Los bosques al azar son apenas una caja negra. Se basan en árboles de decisión, que son muy fáciles de interpretar:
#Setup a binary classification problem
require(randomForest)
data(iris)
set.seed(1)
dat <- iris
dat$Species <- factor(ifelse(dat$Species=='virginica','virginica','other'))
trainrows <- runif(nrow(dat)) > 0.3
train <- dat[trainrows,]
test <- dat[!trainrows,]
#Build a decision tree
require(rpart)
model.rpart <- rpart(Species~., train)
Esto da como resultado un árbol de decisión simple:
> model.rpart
n= 111
node), split, n, loss, yval, (yprob)
* denotes terminal node
1) root 111 35 other (0.68468468 0.31531532)
2) Petal.Length< 4.95 77 3 other (0.96103896 0.03896104) *
3) Petal.Length>=4.95 34 2 virginica (0.05882353 0.94117647) *
Si Petal.Length <4.95, este árbol clasifica la observación como "otro". Si es mayor que 4.95, clasifica la observación como "virginica". Un bosque aleatorio es una simple colección de muchos de estos árboles, donde cada uno es entrenado en un subconjunto aleatorio de los datos. Cada árbol "vota" en la clasificación final de cada observación.
model.rf <- randomForest(Species~., train, ntree=25, proximity=TRUE, importance=TRUE, nodesize=5)
> getTree(model.rf, k=1, labelVar=TRUE)
left daughter right daughter split var split point status prediction
1 2 3 Petal.Width 1.70 1 <NA>
2 4 5 Petal.Length 4.95 1 <NA>
3 6 7 Petal.Length 4.95 1 <NA>
4 0 0 <NA> 0.00 -1 other
5 0 0 <NA> 0.00 -1 virginica
6 0 0 <NA> 0.00 -1 other
7 0 0 <NA> 0.00 -1 virginica
Incluso puede extraer árboles individuales del rf y observar su estructura. El formato es ligeramente diferente al de los rpart
modelos, pero puede inspeccionar cada árbol si lo desea y ver cómo modela los datos.
Además, ningún modelo es realmente un recuadro negro, porque puede examinar las respuestas pronosticadas frente a las respuestas reales para cada variable en el conjunto de datos. Esta es una buena idea independientemente del tipo de modelo que esté construyendo:
library(ggplot2)
pSpecies <- predict(model.rf,test,'vote')[,2]
plotData <- lapply(names(test[,1:4]), function(x){
out <- data.frame(
var = x,
type = c(rep('Actual',nrow(test)),rep('Predicted',nrow(test))),
value = c(test[,x],test[,x]),
species = c(as.numeric(test$Species)-1,pSpecies)
)
out$value <- out$value-min(out$value) #Normalize to [0,1]
out$value <- out$value/max(out$value)
out
})
plotData <- do.call(rbind,plotData)
qplot(value, species, data=plotData, facets = type ~ var, geom='smooth', span = 0.5)
He normalizado las variables (sepal y pétalo de largo y ancho) a un rango de 0-1. La respuesta también es 0-1, donde 0 es otro y 1 es virginica. Como puede ver, el bosque aleatorio es un buen modelo, incluso en el conjunto de prueba.
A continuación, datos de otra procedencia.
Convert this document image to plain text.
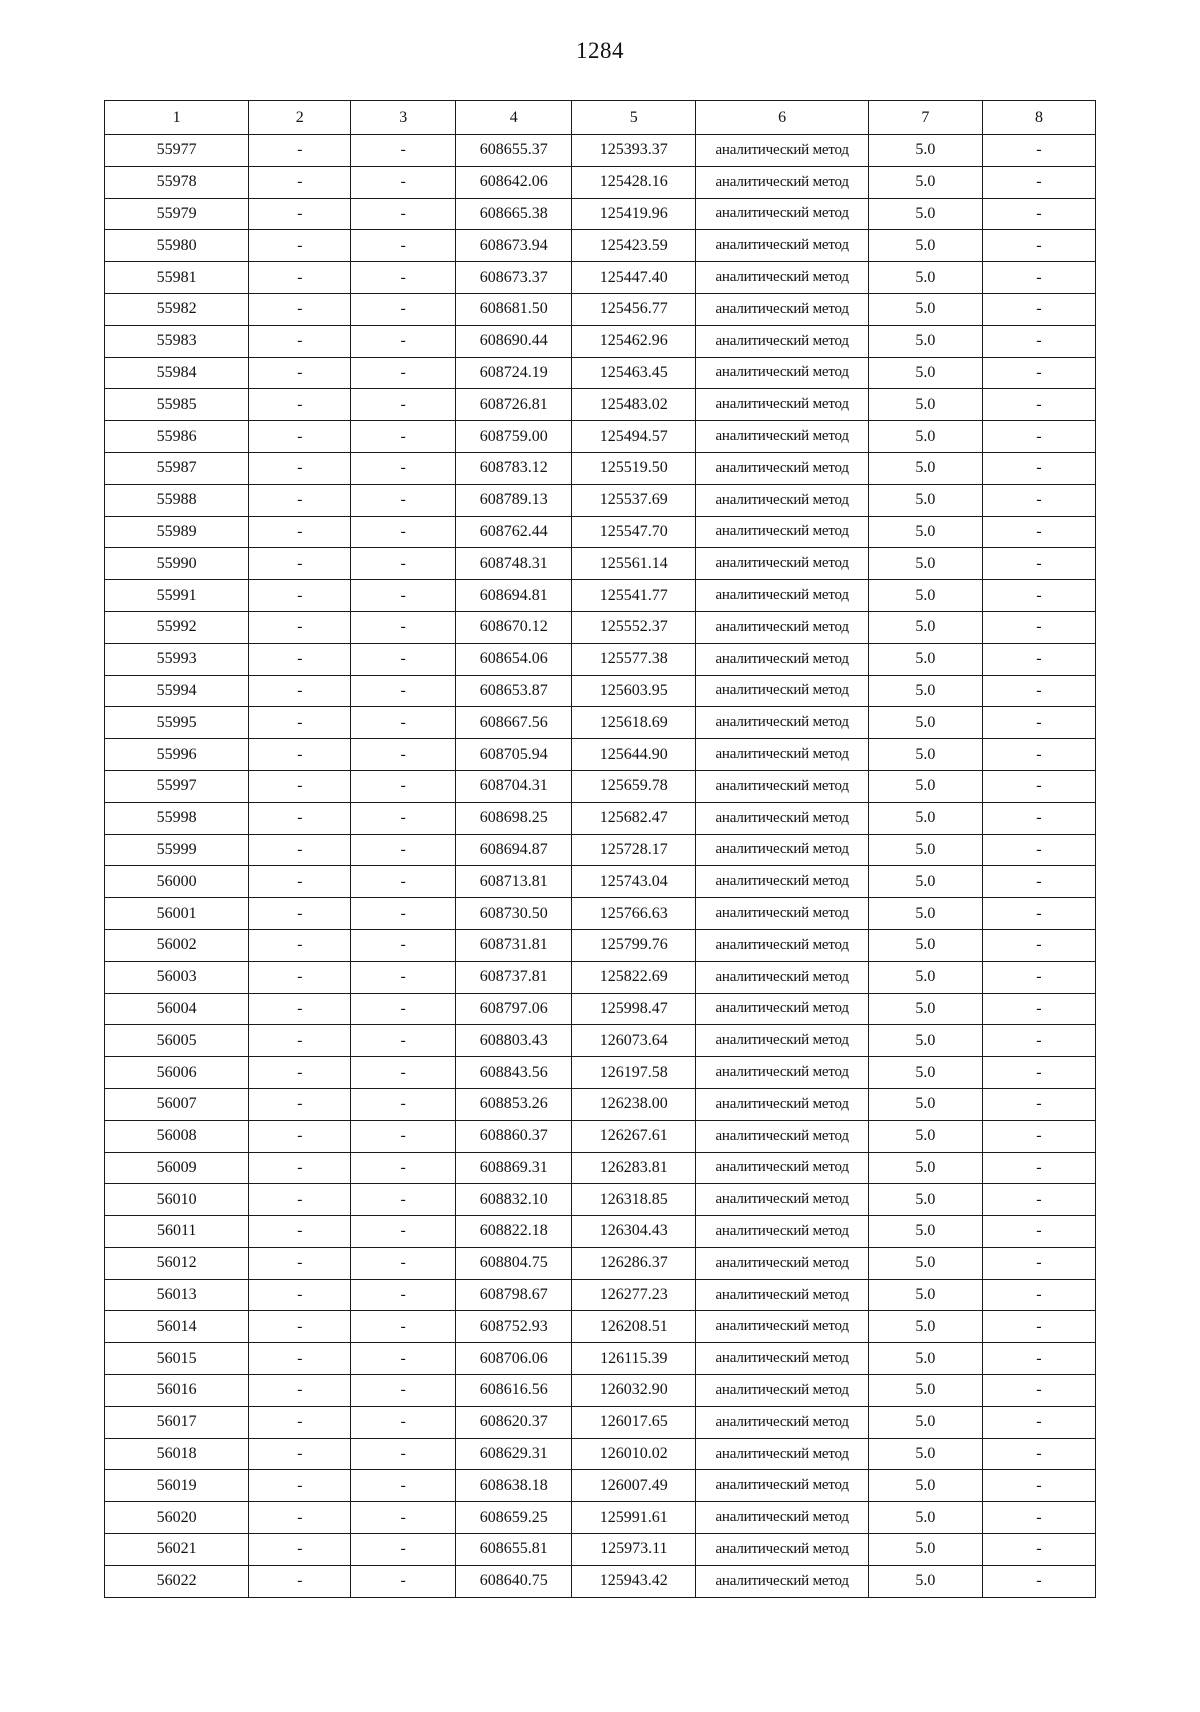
1284
1	2	3	4	5	6	7	8
55977	-	-	608655.37	125393.37	аналитический метод	5.0	-
55978	-	-	608642.06	125428.16	аналитический метод	5.0	-
55979	-	-	608665.38	125419.96	аналитический метод	5.0	-
55980	-	-	608673.94	125423.59	аналитический метод	5.0	-
55981	-	-	608673.37	125447.40	аналитический метод	5.0	-
55982	-	-	608681.50	125456.77	аналитический метод	5.0	-
55983	-	-	608690.44	125462.96	аналитический метод	5.0	-
55984	-	-	608724.19	125463.45	аналитический метод	5.0	-
55985	-	-	608726.81	125483.02	аналитический метод	5.0	-
55986	-	-	608759.00	125494.57	аналитический метод	5.0	-
55987	-	-	608783.12	125519.50	аналитический метод	5.0	-
55988	-	-	608789.13	125537.69	аналитический метод	5.0	-
55989	-	-	608762.44	125547.70	аналитический метод	5.0	-
55990	-	-	608748.31	125561.14	аналитический метод	5.0	-
55991	-	-	608694.81	125541.77	аналитический метод	5.0	-
55992	-	-	608670.12	125552.37	аналитический метод	5.0	-
55993	-	-	608654.06	125577.38	аналитический метод	5.0	-
55994	-	-	608653.87	125603.95	аналитический метод	5.0	-
55995	-	-	608667.56	125618.69	аналитический метод	5.0	-
55996	-	-	608705.94	125644.90	аналитический метод	5.0	-
55997	-	-	608704.31	125659.78	аналитический метод	5.0	-
55998	-	-	608698.25	125682.47	аналитический метод	5.0	-
55999	-	-	608694.87	125728.17	аналитический метод	5.0	-
56000	-	-	608713.81	125743.04	аналитический метод	5.0	-
56001	-	-	608730.50	125766.63	аналитический метод	5.0	-
56002	-	-	608731.81	125799.76	аналитический метод	5.0	-
56003	-	-	608737.81	125822.69	аналитический метод	5.0	-
56004	-	-	608797.06	125998.47	аналитический метод	5.0	-
56005	-	-	608803.43	126073.64	аналитический метод	5.0	-
56006	-	-	608843.56	126197.58	аналитический метод	5.0	-
56007	-	-	608853.26	126238.00	аналитический метод	5.0	-
56008	-	-	608860.37	126267.61	аналитический метод	5.0	-
56009	-	-	608869.31	126283.81	аналитический метод	5.0	-
56010	-	-	608832.10	126318.85	аналитический метод	5.0	-
56011	-	-	608822.18	126304.43	аналитический метод	5.0	-
56012	-	-	608804.75	126286.37	аналитический метод	5.0	-
56013	-	-	608798.67	126277.23	аналитический метод	5.0	-
56014	-	-	608752.93	126208.51	аналитический метод	5.0	-
56015	-	-	608706.06	126115.39	аналитический метод	5.0	-
56016	-	-	608616.56	126032.90	аналитический метод	5.0	-
56017	-	-	608620.37	126017.65	аналитический метод	5.0	-
56018	-	-	608629.31	126010.02	аналитический метод	5.0	-
56019	-	-	608638.18	126007.49	аналитический метод	5.0	-
56020	-	-	608659.25	125991.61	аналитический метод	5.0	-
56021	-	-	608655.81	125973.11	аналитический метод	5.0	-
56022	-	-	608640.75	125943.42	аналитический метод	5.0	-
Además, un bosque aleatorio calculará varias medidas de importancia variable, que pueden ser muy informativas:
> importance(model.rf, type=1)
MeanDecreaseAccuracy
Sepal.Length 0.28567162
Sepal.Width -0.08584199
Petal.Length 0.64705819
Petal.Width 0.58176828
Esta tabla representa cuánto eliminar cada variable reduce la precisión del modelo. Finalmente, hay muchas otras parcelas que puede hacer a partir de un modelo de bosque aleatorio, para ver lo que está sucediendo en el cuadro negro:
plot(model.rf)
plot(margin(model.rf))
MDSplot(model.rf, iris$Species, k=5)
plot(outlier(model.rf), type="h", col=c("red", "green", "blue")[as.numeric(dat$Species)])
Puede ver los archivos de ayuda para cada una de estas funciones para tener una mejor idea de lo que muestran.